Biz edebiyat meraklılarının konuşması gereken çok şey var. (Eğer burada edebiyat meraklısı olmadığını düşünüp elinizi sayfadan çıkmak üzere hareket ettirdiyseniz derin bir nefes almanızı tavsiye ederim. Çünkü burada sıkıcı bir edebiyat konuşması yapmayacağız ve sen de bizimle olmalısın.)
Sanırım şu an edebiyatın klasik tanımını vermem gerekiyor ama aşağıdaki sözleri bir incelerseniz bence siz de benim yaptığımı yapardınız.


(En çok hangisini sevdiğinizi yorumlara yazsanız çok güzel olmaz mı? Ben fırtınalı okyanus kısmında takılı kaldım bir süre.)
Türk edebiyatı tarihini sistemleştiren Mehmet Fuat Köprülü’ye göre edebiyatımızı şu üç ana başlıkta inceleyebiliriz:
- İslamiyet Öncesi Türk Edebiyatı
- İslamiyet Etkisindeki Türk Edebiyatı
- Batı Etkisindeki Türk Edebiyatı
Son başlık kendi içinde kabaca şu dönemlere ayrılabilir:
- Tanzimat Edebiyatı (1860–1895)
- Serveti Fünûn Edebiyatı (1895–1901)
- Fecri Âti Edebiyatı (1909–1911)
- Millî Edebiyat (1911–1923)
- Cumhuriyet Dönemi Edebiyatı (1923 — … )
Bu dönemlerden kitaplar okuyarak hem o dönemlerin ruhundan izler bulabileceğimiz hem de kendi dünyamızı zenginleştirebileceğimiz bir yolculuğa çıkıyoruz.

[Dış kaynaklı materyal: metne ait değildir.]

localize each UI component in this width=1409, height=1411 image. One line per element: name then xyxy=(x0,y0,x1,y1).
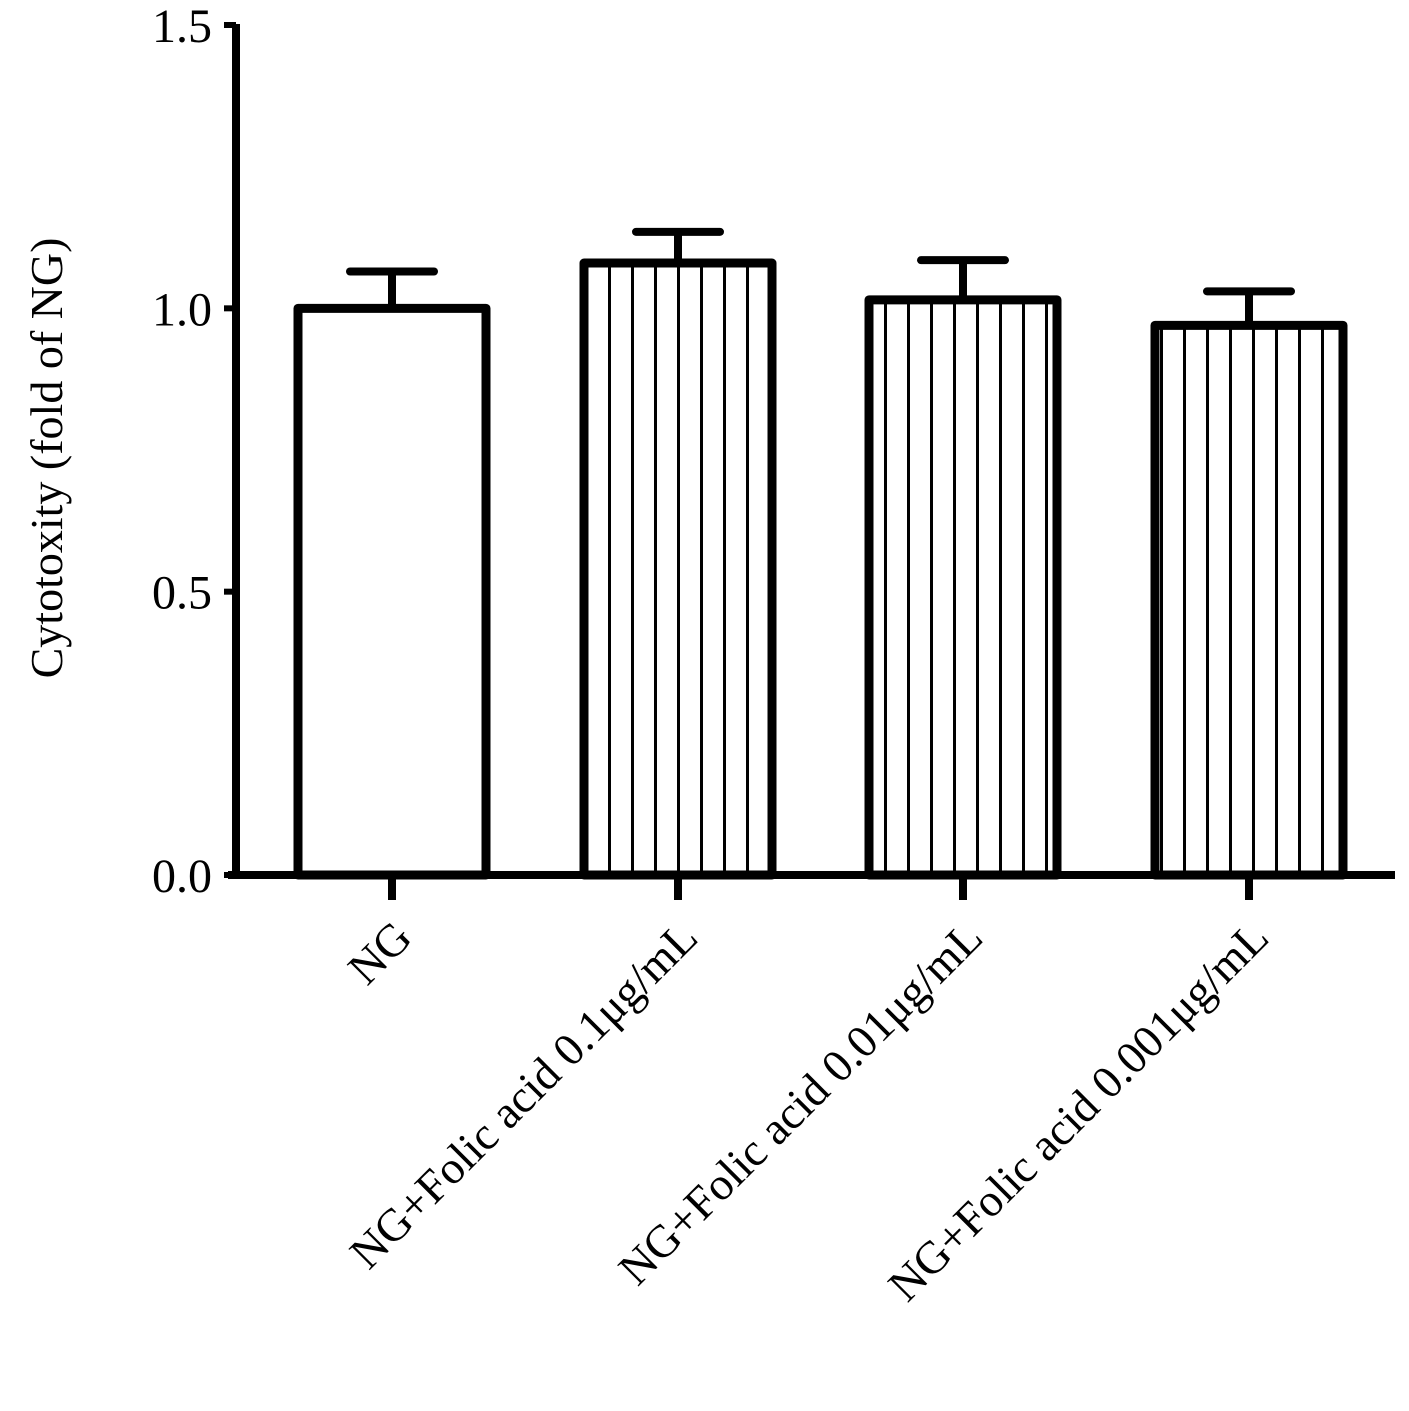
y-tick-label: 0.5 xyxy=(152,567,212,620)
y-tick-label: 1.5 xyxy=(152,0,212,53)
bar xyxy=(864,295,1062,880)
y-tick-label: 0.0 xyxy=(152,850,212,903)
y-tick-label: 1.0 xyxy=(152,283,212,336)
bar xyxy=(579,258,777,880)
x-axis-ticks xyxy=(388,875,1253,900)
y-axis-ticks: 0.0 0.5 1.0 1.5 xyxy=(152,0,236,903)
bars xyxy=(293,227,1348,880)
bar xyxy=(293,303,491,880)
x-category-label: NG xyxy=(338,911,421,994)
y-axis-title: Cytotoxity (fold of NG) xyxy=(21,238,72,679)
bar xyxy=(1150,320,1348,880)
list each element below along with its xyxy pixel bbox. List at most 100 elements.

Bu yolculukta hayatlarına misafir olacağımız bazı kişiler hakkında ipuçları:
Ahmet Hamdi Tanpınar’ın Namık Kemal hakkında “Bir yığın zaaf ve noksan, bir o kadar parıltı.” deyişi,
Ziya Paşa’nın gazelinde “Diyar-ı küfrü gezdim beldeler kâşaneler gördüm
Dolaştım mülk-i İslâmı bütün viraneler gördüm” yazması,
Abdülhak Hâmid Tarhan’ın mersiyesi ki siz onu eşinin cenazesinde biriyle tanışıp hemen evlendiği iddiasıyla hatırlıyor olabilirsiniz,
Halit Ziya Uşaklıgil’in Aşk-ı Memnu romanı -dizisini hatırlayıp izlemeye gitmek yok-,
Ömer Seyfettin’in mektubunda “Geliniz Canip Bey, edebiyatta, lisanda bir ihtilal vücuda getirelim.” yazışı,
Mehmet Âkif Ersoy’un okurlarına “Oku, şâyed sana bir hisli yürek lâzımsa;
Oku, zîrâ onu yazdım, iki söz yazdımsa.” diye seslenişi,
Yahya Kemal’in eserleri ve vurucu lafları (“…fikir sahasında bir hiç, fiil sahasında yine hiçti.” gibi),
Orhan Veli ve şiirleri
(“İstanbul’da Boğaziçi’nde
Bir garip Orhan Veli’yim
Veli’nin oğluyum
Tarifsiz kederler içindeyim”)
Oğuz Atay ve “Kötü bir resim asarım korkusuyla hiç resim asmadım; kötü yaşarım korkusuyla hiç yaşamadım.” gibi bizi düşündüren lafları,
Son olarak Peyami Safa’nın “Yalnızız” adlı romanında geçen o harika alıntı: “Kaderinin şoförü sensin. Emin ol. Onu dram istikametine sürme. Biraz gül, yahu! Değmez vallahi bu dünya.”